Many years back, I bought an expensive android phone to discover that it did not support my native language. I have the necessary technical skills to add support for it, but because the phone was locked down (something enabled by permissive licenses but not the GPL), I couldn't fix the phone myself and ended up with a very expensive but useless brick.
Corporate interests rarely align completely with your own, and this small difference can be very damaging to your interests. The GPL, while not perfect, alleviates some of the damage caused by this misalignment by ensuring that users remain in a position to address it.

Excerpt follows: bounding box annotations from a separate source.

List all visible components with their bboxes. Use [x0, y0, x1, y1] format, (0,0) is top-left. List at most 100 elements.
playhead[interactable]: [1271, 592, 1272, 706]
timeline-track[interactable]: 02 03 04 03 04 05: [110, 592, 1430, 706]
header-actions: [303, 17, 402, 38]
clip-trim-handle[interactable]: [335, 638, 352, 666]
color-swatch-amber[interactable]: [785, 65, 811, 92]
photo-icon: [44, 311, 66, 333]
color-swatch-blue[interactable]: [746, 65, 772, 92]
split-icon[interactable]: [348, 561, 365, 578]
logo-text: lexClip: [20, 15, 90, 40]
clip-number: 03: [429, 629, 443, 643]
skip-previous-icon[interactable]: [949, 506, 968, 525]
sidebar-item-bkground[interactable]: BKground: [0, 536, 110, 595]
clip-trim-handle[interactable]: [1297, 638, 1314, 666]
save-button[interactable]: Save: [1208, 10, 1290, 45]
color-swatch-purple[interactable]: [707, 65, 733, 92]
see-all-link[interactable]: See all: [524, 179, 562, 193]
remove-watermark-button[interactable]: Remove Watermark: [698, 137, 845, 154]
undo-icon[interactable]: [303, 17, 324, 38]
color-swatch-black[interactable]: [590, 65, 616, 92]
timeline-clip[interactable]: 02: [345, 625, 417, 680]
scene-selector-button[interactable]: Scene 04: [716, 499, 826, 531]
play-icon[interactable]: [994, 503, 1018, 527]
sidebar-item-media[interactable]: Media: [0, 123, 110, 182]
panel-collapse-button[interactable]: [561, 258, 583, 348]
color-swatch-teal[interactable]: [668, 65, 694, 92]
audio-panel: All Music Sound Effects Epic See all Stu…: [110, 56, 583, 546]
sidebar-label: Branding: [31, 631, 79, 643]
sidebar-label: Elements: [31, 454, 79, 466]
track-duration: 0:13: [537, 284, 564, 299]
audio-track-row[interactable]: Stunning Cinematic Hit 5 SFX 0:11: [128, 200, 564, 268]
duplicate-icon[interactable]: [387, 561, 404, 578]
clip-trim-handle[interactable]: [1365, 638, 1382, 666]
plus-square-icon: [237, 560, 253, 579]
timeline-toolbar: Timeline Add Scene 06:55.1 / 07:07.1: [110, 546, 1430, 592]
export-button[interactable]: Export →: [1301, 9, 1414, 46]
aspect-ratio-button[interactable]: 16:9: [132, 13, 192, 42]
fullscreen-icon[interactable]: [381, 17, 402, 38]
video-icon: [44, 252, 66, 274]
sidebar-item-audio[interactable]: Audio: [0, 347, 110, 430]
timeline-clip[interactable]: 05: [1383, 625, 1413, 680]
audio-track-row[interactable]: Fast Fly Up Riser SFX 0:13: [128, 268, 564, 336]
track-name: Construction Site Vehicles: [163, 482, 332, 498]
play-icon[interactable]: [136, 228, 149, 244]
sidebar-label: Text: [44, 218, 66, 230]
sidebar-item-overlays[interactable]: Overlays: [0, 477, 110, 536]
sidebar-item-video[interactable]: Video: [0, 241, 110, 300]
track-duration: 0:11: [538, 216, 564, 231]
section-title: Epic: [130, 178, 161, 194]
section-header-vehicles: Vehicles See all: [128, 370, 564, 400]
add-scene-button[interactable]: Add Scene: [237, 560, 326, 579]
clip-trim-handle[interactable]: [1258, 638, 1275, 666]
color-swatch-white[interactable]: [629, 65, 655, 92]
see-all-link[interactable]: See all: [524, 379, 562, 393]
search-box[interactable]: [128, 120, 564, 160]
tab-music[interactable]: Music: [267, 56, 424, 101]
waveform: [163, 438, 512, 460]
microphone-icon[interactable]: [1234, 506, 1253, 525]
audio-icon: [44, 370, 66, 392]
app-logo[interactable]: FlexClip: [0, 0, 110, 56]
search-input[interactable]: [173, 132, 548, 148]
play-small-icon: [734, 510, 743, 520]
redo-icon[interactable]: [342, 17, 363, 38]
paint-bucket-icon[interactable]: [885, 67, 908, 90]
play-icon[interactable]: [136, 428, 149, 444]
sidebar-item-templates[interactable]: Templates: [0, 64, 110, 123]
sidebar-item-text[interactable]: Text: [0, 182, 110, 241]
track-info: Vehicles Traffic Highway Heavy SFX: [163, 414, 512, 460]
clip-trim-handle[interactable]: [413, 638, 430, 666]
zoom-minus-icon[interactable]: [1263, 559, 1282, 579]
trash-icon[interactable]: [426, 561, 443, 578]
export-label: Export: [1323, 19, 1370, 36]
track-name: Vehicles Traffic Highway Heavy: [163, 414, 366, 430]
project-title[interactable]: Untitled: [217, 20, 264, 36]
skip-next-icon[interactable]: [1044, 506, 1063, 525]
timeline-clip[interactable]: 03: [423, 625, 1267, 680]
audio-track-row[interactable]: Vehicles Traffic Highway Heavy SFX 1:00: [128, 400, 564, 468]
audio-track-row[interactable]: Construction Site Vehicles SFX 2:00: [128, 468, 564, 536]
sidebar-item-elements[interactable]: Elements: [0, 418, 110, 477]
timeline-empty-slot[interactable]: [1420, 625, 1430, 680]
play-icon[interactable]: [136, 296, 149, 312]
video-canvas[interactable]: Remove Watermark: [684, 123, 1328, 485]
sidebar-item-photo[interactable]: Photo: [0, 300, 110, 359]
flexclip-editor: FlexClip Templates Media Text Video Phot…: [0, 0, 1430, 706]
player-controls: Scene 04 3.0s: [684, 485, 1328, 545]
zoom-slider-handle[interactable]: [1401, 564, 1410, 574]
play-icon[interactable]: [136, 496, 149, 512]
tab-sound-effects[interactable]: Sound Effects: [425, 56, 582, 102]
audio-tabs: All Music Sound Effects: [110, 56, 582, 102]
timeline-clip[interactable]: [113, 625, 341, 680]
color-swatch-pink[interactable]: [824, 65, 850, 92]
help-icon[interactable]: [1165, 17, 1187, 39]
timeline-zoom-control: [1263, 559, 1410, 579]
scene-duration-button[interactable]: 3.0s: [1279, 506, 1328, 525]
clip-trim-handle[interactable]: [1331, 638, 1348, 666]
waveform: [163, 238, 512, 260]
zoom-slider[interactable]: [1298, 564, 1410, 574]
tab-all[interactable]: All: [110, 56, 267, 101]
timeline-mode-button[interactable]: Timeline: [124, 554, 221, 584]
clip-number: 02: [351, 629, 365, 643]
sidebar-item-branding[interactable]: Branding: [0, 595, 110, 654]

The problem is, in practice, the GPL doesn't assure as many rights to the user as it is claimed. The example of Android shows this clearly. While the base of Android is GPL and consequently freely available, nonetheless Google managed to mix it with enough proprietary parts, so that they could could block Huawai from selling their phones with Android. Of course, Huawai is able to build their own OS based on the open source parts of Android, but for all practical purposes it will be a separate OS.
You are not getting my point. The point was, that the ability of the GPL to enforce source sharing is limited. Where source sharing and redistribution are not desired, GPL licensed software just isn't used. Or used in a way that it does not affect the propriatary parts.
The whole argument of Stallman is that you don't give companies the choice to use permissively licensed software (by making it economically impossible for them to rewrite the entire body of free software).
I think "there isn't enough software under the GPL" is not a criticism of the GPL's effectiveness. If anything it supports the GPL as a method for ensuring user freedom.
If the only open source software available to companies were GPLed software, they would not switch their product to GPL, but rather not use open source software. GPL isn't making companies share source which they don't want to share, they just avoid anything GPL. That is what I meant with the limited powers of GPL.
This isn't about not wanting to "give back" to the community, companies using permissive licensed software are contributing back. It is about that the GPL is incompatible with the business model of all companies which are licensing (selling) the software they produce.
Even your framing of your market space projects a sense of power.
GPL actually doesn't protect you from your fear. The AGPL does, but I don't know much that uses that.